According to the Arizona Daily Star, one of the contender’s modes of spreading the news about his candidacy is the increasingly infamous use of “Robocalls.”
Robocalls are pre-recorded messages that are automatically forwarded by an autodialer to targeted phone numbers. In Brenner’s case, the voice eager or annoyed listeners hear is not his own, but Republican Supervisor Ray Carroll.
Carroll assures listeners that his call is “about protecting our kids” — and that the area currently posing the greatest risk to those children is within the walls of the Pima County public libraries, which he describes as “places where adult men watch X-rated video pornography with our kids nearby.”
Naturally, Carroll considers such a thing to be inappropriate and aims to rally voters by assuring them that “We must put an end to this.”
What does this have to do with Sharon Bronson? As Carroll sees it, she “voted to let it continue instead of siding with us and our kids. Bronson is out of touch with our families.”
He ends with an appeal to voters to “Please vote for Barney Brenner, a man who will work to protect our kids.”
The Arizona Daily Star reports that complaints about public libraries offering internet access that included sexually explicit sites began in 2006, when their use for such a thing was revealed by a news crew’s undercover cameras.

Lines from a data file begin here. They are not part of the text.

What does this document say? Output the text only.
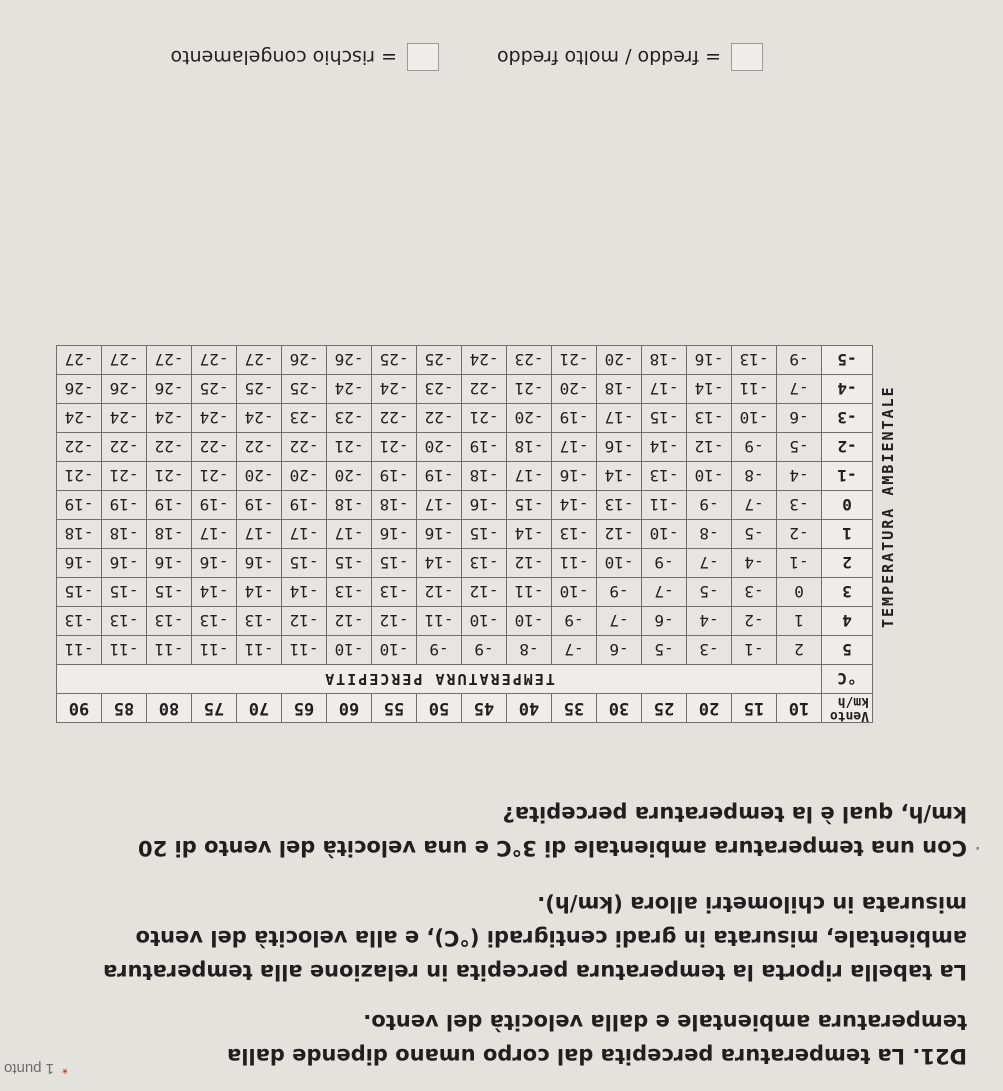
*1 punto

D21. La temperatura percepita dal corpo umano dipende dalla
temperatura ambientale e dalla velocità del vento.

La tabella riporta la temperatura percepita in relazione alla temperatura
ambientale, misurata in gradi centigradi (°C), e alla velocità del vento
misurata in chilometri allora (km/h).

·
Con una temperatura ambientale di 3°C e una velocità del vento di 20
km/h, qual è la temperatura percepita?

	Vento
km/h	10	15	20	25	30	35	40	45	50	55	60	65	70	75	80	85	90
	°C	TEMPERATURA PERCEPITA																
TEMPERATURA AMBIENTALE	5	2	-1	-3	-5	-6	-7	-8	-9	-9	-10	-10	-11	-11	-11	-11	-11	-11
	4	1	-2	-4	-6	-7	-9	-10	-10	-11	-12	-12	-12	-13	-13	-13	-13	-13
	3	0	-3	-5	-7	-9	-10	-11	-12	-12	-13	-13	-14	-14	-14	-15	-15	-15
	2	-1	-4	-7	-9	-10	-11	-12	-13	-14	-15	-15	-15	-16	-16	-16	-16	-16
	1	-2	-5	-8	-10	-12	-13	-14	-15	-16	-16	-17	-17	-17	-17	-18	-18	-18
	0	-3	-7	-9	-11	-13	-14	-15	-16	-17	-18	-18	-19	-19	-19	-19	-19	-19
	-1	-4	-8	-10	-13	-14	-16	-17	-18	-19	-19	-20	-20	-20	-21	-21	-21	-21
	-2	-5	-9	-12	-14	-16	-17	-18	-19	-20	-21	-21	-22	-22	-22	-22	-22	-22
	-3	-6	-10	-13	-15	-17	-19	-20	-21	-22	-22	-23	-23	-24	-24	-24	-24	-24
	-4	-7	-11	-14	-17	-18	-20	-21	-22	-23	-24	-24	-25	-25	-25	-26	-26	-26
	-5	-9	-13	-16	-18	-20	-21	-23	-24	-25	-25	-26	-26	-27	-27	-27	-27	-27
= freddo / molto freddo
= rischio congelamento
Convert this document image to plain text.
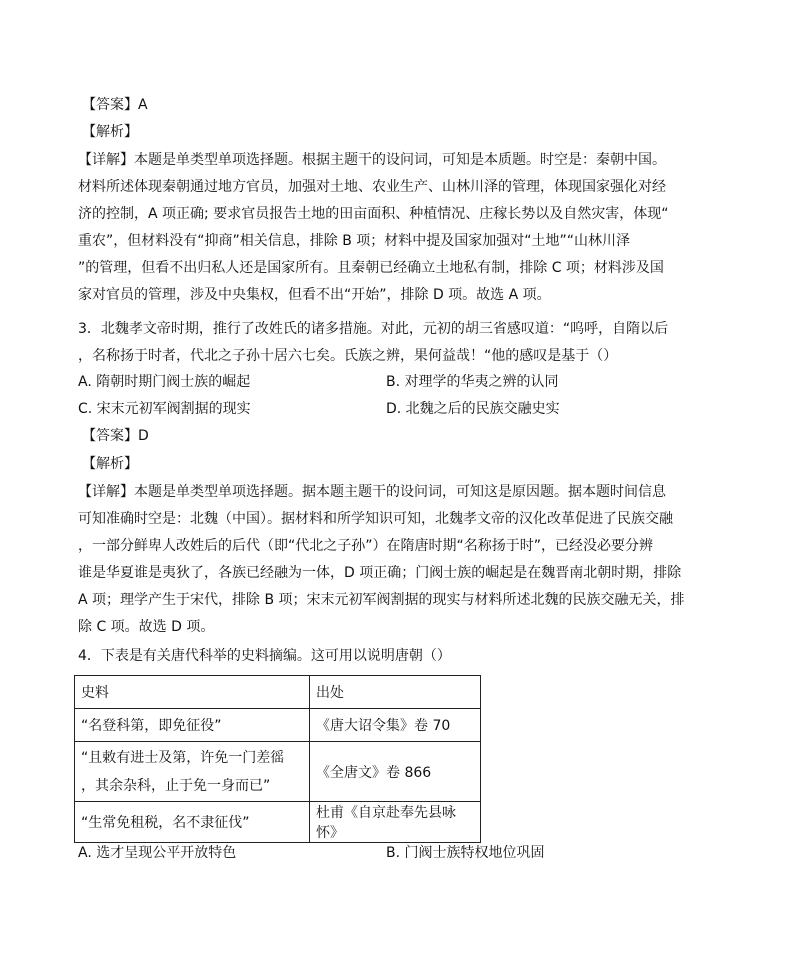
【答案】A
【解析】

【详解】本题是单类型单项选择题。根据主题干的设问词，可知是本质题。时空是：秦朝中国。

材料所述体现秦朝通过地方官员，加强对土地、农业生产、山林川泽的管理，体现国家强化对经

济的控制，A 项正确; 要求官员报告土地的田亩面积、种植情况、庄稼长势以及自然灾害，体现“

重农”，但材料没有“抑商”相关信息，排除 B 项；材料中提及国家加强对“土地”“山林川泽

”的管理，但看不出归私人还是国家所有。且秦朝已经确立土地私有制，排除 C 项；材料涉及国

家对官员的管理，涉及中央集权，但看不出“开始”，排除 D 项。故选 A 项。

3．北魏孝文帝时期，推行了改姓氏的诸多措施。对此，元初的胡三省感叹道：“呜呼，自隋以后

，名称扬于时者，代北之子孙十居六七矣。氏族之辨，果何益哉！“他的感叹是基于（）

A. 隋朝时期门阀士族的崛起	B. 对理学的华夷之辨的认同
C. 宋末元初军阀割据的现实	D. 北魏之后的民族交融史实
【答案】D
【解析】

【详解】本题是单类型单项选择题。据本题主题干的设问词，可知这是原因题。据本题时间信息

可知准确时空是：北魏（中国）。据材料和所学知识可知，北魏孝文帝的汉化改革促进了民族交融

，一部分鲜卑人改姓后的后代（即“代北之子孙”）在隋唐时期“名称扬于时”，已经没必要分辨

谁是华夏谁是夷狄了，各族已经融为一体，D 项正确；门阀士族的崛起是在魏晋南北朝时期，排除

A 项；理学产生于宋代，排除 B 项；宋末元初军阀割据的现实与材料所述北魏的民族交融无关，排

除 C 项。故选 D 项。

4．下表是有关唐代科举的史料摘编。这可用以说明唐朝（）
史料	出处
“名登科第，即免征役”	《唐大诏令集》卷 70

“且敕有进士及第，许免一门差徭
，其余杂科，止于免一身而已”	《全唐文》卷 866
“生常免租税，名不隶征伐”	杜甫《自京赴奉先县咏怀》
A. 选才呈现公平开放特色	B. 门阀士族特权地位巩固
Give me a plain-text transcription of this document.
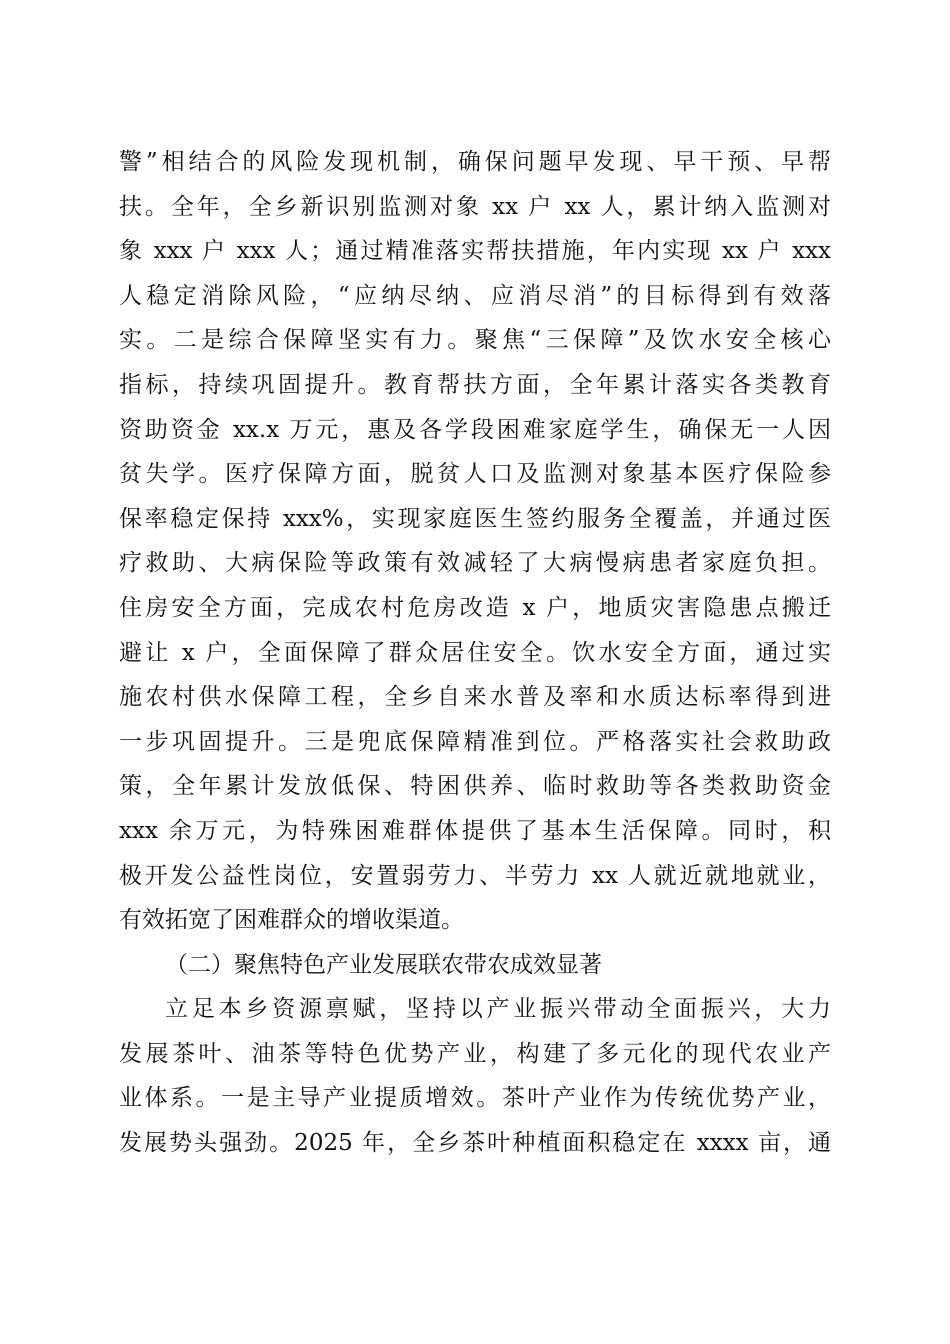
警”相结合的风险发现机制，确保问题早发现、早干预、早帮
扶。全年，全乡新识别监测对象 xx 户 xx 人，累计纳入监测对
象 xxx 户 xxx 人；通过精准落实帮扶措施，年内实现 xx 户 xxx
人稳定消除风险，“应纳尽纳、应消尽消”的目标得到有效落
实。二是综合保障坚实有力。聚焦“三保障”及饮水安全核心
指标，持续巩固提升。教育帮扶方面，全年累计落实各类教育
资助资金 xx.x 万元，惠及各学段困难家庭学生，确保无一人因
贫失学。医疗保障方面，脱贫人口及监测对象基本医疗保险参
保率稳定保持 xxx%，实现家庭医生签约服务全覆盖，并通过医
疗救助、大病保险等政策有效减轻了大病慢病患者家庭负担。
住房安全方面，完成农村危房改造 x 户，地质灾害隐患点搬迁
避让 x 户，全面保障了群众居住安全。饮水安全方面，通过实
施农村供水保障工程，全乡自来水普及率和水质达标率得到进
一步巩固提升。三是兜底保障精准到位。严格落实社会救助政
策，全年累计发放低保、特困供养、临时救助等各类救助资金
xxx 余万元，为特殊困难群体提供了基本生活保障。同时，积
极开发公益性岗位，安置弱劳力、半劳力 xx 人就近就地就业，
有效拓宽了困难群众的增收渠道。
（二）聚焦特色产业发展联农带农成效显著
立足本乡资源禀赋，坚持以产业振兴带动全面振兴，大力
发展茶叶、油茶等特色优势产业，构建了多元化的现代农业产
业体系。一是主导产业提质增效。茶叶产业作为传统优势产业，
发展势头强劲。2025 年，全乡茶叶种植面积稳定在 xxxx 亩，通
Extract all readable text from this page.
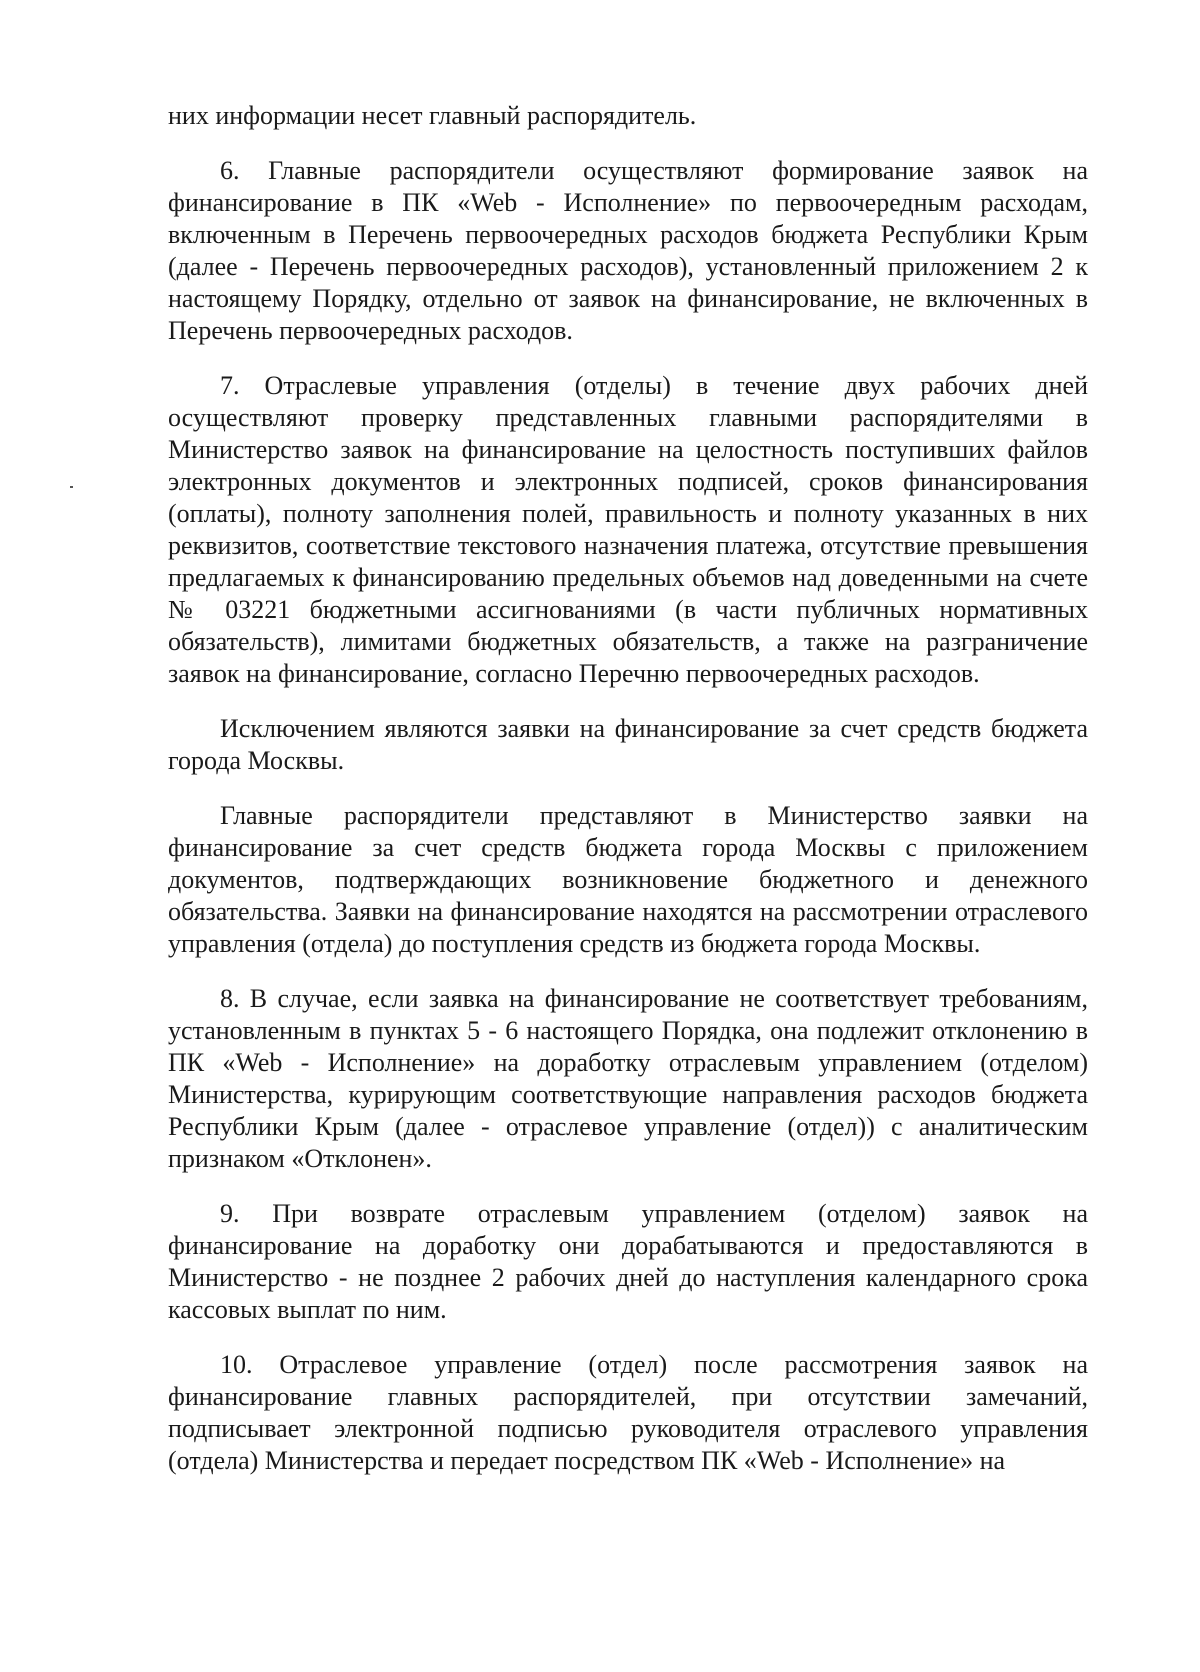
них информации несет главный распорядитель.

6. Главные распорядители осуществляют формирование заявок на финансирование в ПК «Web - Исполнение» по первоочередным расходам, включенным в Перечень первоочередных расходов бюджета Республики Крым (далее - Перечень первоочередных расходов), установленный приложением 2 к настоящему Порядку, отдельно от заявок на финансирование, не включенных в Перечень первоочередных расходов.

7. Отраслевые управления (отделы) в течение двух рабочих дней осуществляют проверку представленных главными распорядителями в Министерство заявок на финансирование на целостность поступивших файлов электронных документов и электронных подписей, сроков финансирования (оплаты), полноту заполнения полей, правильность и полноту указанных в них реквизитов, соответствие текстового назначения платежа, отсутствие превышения предлагаемых к финансированию предельных объемов над доведенными на счете № 03221 бюджетными ассигнованиями (в части публичных нормативных обязательств), лимитами бюджетных обязательств, а также на разграничение заявок на финансирование, согласно Перечню первоочередных расходов.

Исключением являются заявки на финансирование за счет средств бюджета города Москвы.

Главные распорядители представляют в Министерство заявки на финансирование за счет средств бюджета города Москвы с приложением документов, подтверждающих возникновение бюджетного и денежного обязательства. Заявки на финансирование находятся на рассмотрении отраслевого управления (отдела) до поступления средств из бюджета города Москвы.

8. В случае, если заявка на финансирование не соответствует требованиям, установленным в пунктах 5 - 6 настоящего Порядка, она подлежит отклонению в ПК «Web - Исполнение» на доработку отраслевым управлением (отделом) Министерства, курирующим соответствующие направления расходов бюджета Республики Крым (далее - отраслевое управление (отдел)) с аналитическим признаком «Отклонен».

9. При возврате отраслевым управлением (отделом) заявок на финансирование на доработку они дорабатываются и предоставляются в Министерство - не позднее 2 рабочих дней до наступления календарного срока кассовых выплат по ним.

10. Отраслевое управление (отдел) после рассмотрения заявок на финансирование главных распорядителей, при отсутствии замечаний, подписывает электронной подписью руководителя отраслевого управления (отдела) Министерства и передает посредством ПК «Web - Исполнение» на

Although adults could surf freely elsewhere in the library, access was filtered in the children’s area.
Unsurprisingly, Carroll has long been a supporter of universal filtering throughout the libraries, while other supervisors expressed concerns about maintaining a balance between First Amendment rights and child welfare.
The same year as the news coverage, Bronson and two other Democratic supervisors voted to install privacy screens throughout the library’s computers. The matter was referred to a committee, which recommended that all log-ins begin in full-filter mode. Users could then opt to disable filtering after reading a statement stating that the viewing of “harmful material” by minors is a crime in Arizona.
Last year, Bronson voted with the majority to accept the committee’s recommendations. Brenner shares Carroll’s belief that all computers should be filtered at all times.
Until that day, Tucson area families now know where to go to find free, lightly filtered online porn.